The social scientist in me is convinced that the transition is more a necessity rather than a fervent desire, with the fervent desire being more of a consequence of the transition.

For there is a stubbornness that is evident, a clinging to the past that makes the embrace of this new world and all its trappings a reluctant one. Amid the pre- and post-economic takeoff, there are certain areas of society that refuse to budge. And much of it is in the so-called softer and more abstract side of human and social interaction.

The siktang continue to serve a wide array of side dishes including kimchi and yellow radishes with the main meal. Despite a special E-2 visa for native English-speaking teachers from abroad, the Hangul alphabet has not been replaced with the English-adopted Roman script - unlike Vietnam, which has decided to abandon its own alphabet.

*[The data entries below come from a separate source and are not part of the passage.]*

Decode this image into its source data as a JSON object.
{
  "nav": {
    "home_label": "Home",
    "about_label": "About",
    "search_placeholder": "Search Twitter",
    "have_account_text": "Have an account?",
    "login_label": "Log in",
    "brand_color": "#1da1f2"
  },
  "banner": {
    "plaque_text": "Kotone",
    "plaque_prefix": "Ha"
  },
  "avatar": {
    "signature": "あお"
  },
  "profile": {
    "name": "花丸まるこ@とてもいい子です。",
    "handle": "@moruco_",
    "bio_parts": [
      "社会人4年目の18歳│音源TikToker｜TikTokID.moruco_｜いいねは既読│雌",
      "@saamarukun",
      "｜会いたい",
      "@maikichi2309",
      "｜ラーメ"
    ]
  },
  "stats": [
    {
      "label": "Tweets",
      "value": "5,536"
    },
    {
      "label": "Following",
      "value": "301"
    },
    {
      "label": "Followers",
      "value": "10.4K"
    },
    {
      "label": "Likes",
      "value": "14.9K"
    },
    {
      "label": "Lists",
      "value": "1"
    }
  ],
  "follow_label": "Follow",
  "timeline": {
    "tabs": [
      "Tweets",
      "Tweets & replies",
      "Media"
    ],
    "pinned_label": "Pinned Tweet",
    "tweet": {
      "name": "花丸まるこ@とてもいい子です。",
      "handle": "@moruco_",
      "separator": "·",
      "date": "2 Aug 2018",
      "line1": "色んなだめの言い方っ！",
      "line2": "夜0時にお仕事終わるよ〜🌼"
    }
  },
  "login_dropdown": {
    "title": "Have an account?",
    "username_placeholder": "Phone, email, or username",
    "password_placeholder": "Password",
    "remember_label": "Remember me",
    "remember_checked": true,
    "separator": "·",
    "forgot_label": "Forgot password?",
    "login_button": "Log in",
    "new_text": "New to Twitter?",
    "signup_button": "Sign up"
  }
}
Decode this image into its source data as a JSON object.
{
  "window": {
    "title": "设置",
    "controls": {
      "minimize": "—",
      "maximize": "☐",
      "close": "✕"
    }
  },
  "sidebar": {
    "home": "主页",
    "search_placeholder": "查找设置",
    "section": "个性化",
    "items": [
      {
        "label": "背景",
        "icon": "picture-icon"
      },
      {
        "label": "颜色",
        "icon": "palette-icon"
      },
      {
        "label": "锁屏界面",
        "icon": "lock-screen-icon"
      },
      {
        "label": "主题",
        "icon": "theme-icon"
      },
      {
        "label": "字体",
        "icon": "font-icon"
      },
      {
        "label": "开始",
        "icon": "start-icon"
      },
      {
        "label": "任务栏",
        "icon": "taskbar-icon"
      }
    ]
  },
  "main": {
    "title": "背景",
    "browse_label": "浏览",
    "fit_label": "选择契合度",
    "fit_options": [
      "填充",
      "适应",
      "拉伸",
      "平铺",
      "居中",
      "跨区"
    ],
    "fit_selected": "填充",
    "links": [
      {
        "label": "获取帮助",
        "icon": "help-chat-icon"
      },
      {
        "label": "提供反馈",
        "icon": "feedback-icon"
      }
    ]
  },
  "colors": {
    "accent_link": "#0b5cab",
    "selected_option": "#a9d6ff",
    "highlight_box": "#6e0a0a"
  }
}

The transition has its clumsy moments as well, for both foreigners and locals. It is amusing to watch foreigners struggle with chopsticks, and even other Asians are quick to criticize the local versions for being metal and flat.

Owing to the configuration of vowels and consonants in every Korean syllable, locals pronounce English words ending in consonants with an extra vowel, such as “English-eeh.”

Unfortunately, it is more than clumsiness when one realizes its deeper implications. It is a clash of cultures. And it is tempting for an anti-imperialist mind-set like mine to stereotype this as an East-West conflict when it is probably a conflict between traditional and modern cultures.

In one of my earlier research projects here, I investigated the exasperation of Western businessman in dealing with their Korean counterparts. Vice presidents from both sides shake hands to seal a deal over dinner accompanied by soju, promising to get back to each other to iron out details. Later on, the Westerner is aghast that the deal has been vetoed because the company’s old guys upstairs did not agree with the previously assiduously prepared cost-benefit analysis that was deemed to be mutually beneficial by the handshaking VPs. It is not the changing of minds that irritates the Western executive but the silence from the other side rooted in a futile effort to save face.

Traditional culture holds sway in this country, even if the new breed of Korean is foreign-trained and educated. We can logically expect this to change over time. This will be over the long term, perhaps since traditional norms with respect to authority are hard to change.

In schools even today, students are expected to kowtow to their seniors. At home, while the women clamor for liberation, it is the mother-in-law who “trains” the daughter-in-law to recognize the husband’s higher hierarchical position. The point being made is that the youth, the women and others who struggle can only sit back and be amazed by the manner by which tradition locks in particular principles and beliefs no matter how unacceptable it is to the modern way. To top it all off, it is they who perpetuate these traditions.

Because the conflict phenomenon is not geographical, the struggle applies to peoples all over the world, more particularly to those from developing countries.

It is already a motherhood saying that we must accept what is good in the new and discard what is bad in the old. But it is culture that dictates what is good or bad, and these cultures are conflicting already.

I am not ready to give an answer, but I offer a question. Should we leave things to naturally evolve, or should we “break the cycle” more deliberately and identify what must be kept and what must be discarded?

*The writer is a professor at the Graduate School of Pan-Pacific International Studies at Kyunghee University and the chairperson of Phil-RPG.